The silvery-fronted tapaculo is the only member of its family whose entire range is in Central America. (The Tacarcuna tapaculo, S. panamensis, is found in far southern Panama and Colombia.) It inhabits the Talamancan montane forests at elevations of 1000 to 3000 m. The Chiriqui subspecies is found only in western Panama. The nominate S. a. argentifrons has the wider range, from western Panama north through Costa Rica almost to the border with Nicaragua.
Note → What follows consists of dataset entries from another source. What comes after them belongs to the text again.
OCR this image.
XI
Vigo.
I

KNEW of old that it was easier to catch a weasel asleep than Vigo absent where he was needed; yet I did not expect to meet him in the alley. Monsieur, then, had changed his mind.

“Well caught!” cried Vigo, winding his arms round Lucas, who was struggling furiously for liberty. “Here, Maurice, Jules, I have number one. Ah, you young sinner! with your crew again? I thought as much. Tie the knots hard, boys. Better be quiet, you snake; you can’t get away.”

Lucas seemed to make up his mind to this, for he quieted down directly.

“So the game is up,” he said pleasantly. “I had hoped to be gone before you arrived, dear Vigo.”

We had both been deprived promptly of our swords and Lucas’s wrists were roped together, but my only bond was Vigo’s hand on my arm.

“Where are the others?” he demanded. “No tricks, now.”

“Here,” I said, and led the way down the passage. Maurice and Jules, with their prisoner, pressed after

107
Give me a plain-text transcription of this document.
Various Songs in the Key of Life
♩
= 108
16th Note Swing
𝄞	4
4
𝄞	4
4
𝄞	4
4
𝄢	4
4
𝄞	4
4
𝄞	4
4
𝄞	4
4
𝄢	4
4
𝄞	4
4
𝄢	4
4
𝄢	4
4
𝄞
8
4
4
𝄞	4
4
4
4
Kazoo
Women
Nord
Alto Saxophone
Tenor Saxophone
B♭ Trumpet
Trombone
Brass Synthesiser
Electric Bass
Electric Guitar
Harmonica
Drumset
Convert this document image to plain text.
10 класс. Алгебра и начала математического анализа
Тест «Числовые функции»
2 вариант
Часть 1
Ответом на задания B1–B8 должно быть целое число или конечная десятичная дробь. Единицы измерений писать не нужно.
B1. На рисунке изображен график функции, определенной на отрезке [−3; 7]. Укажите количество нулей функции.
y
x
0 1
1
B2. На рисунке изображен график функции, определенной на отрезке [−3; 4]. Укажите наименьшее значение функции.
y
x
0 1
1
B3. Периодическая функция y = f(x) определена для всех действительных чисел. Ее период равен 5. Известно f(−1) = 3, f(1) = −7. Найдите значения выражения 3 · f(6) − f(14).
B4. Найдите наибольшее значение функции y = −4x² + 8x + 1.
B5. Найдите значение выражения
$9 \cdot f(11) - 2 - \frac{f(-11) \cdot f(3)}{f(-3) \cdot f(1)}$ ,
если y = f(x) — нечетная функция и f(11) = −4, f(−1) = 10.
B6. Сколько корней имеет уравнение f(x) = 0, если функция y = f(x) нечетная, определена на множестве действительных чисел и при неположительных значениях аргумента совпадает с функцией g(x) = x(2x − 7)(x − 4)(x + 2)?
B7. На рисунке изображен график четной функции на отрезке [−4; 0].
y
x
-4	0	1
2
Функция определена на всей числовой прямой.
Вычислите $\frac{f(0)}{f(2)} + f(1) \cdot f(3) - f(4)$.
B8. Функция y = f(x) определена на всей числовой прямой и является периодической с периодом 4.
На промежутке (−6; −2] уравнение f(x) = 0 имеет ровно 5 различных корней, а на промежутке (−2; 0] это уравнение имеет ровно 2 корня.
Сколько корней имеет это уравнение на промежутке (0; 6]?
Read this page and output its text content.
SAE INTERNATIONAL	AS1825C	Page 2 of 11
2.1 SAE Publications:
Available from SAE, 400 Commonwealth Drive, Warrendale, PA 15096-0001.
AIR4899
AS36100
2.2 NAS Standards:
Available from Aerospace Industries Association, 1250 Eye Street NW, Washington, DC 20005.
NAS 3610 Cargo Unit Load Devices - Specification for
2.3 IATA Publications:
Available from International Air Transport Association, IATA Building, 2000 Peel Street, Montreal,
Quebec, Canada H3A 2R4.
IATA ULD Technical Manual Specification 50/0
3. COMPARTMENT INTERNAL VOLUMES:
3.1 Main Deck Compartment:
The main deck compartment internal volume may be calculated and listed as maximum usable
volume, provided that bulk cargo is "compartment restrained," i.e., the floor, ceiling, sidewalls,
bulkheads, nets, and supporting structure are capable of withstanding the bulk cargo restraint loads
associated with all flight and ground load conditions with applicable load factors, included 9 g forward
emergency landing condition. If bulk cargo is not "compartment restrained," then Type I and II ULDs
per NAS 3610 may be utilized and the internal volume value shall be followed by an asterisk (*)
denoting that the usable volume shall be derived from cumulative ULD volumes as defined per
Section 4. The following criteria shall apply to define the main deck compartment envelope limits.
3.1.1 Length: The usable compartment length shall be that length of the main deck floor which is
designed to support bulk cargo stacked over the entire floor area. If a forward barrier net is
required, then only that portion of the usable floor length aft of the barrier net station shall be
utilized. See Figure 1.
If frequents thickets and bamboo in the undergrowth of humid primary forest and secondary forest, especially in ravines and along streams.

==Behavior==
===Feeding===

The silvery-fronted tapaculo forages for insects and other arthropods while creeping and hopping along the ground.

===Breeding===

The silvery-fronted tapaculo's breeding phenology has not been described.

===Vocalization===

The silvery-fronted tapaculo's song is a series of notes that slow but get louder during its five to 10 second duration . Its call is similar but shorter .

==Status==

The IUCN has assessed the silvery-fronted tapaculo as being of Least Concern. Though it has a restricted range and its population number is not known, it appears to be fairly common and occurs in protected areas.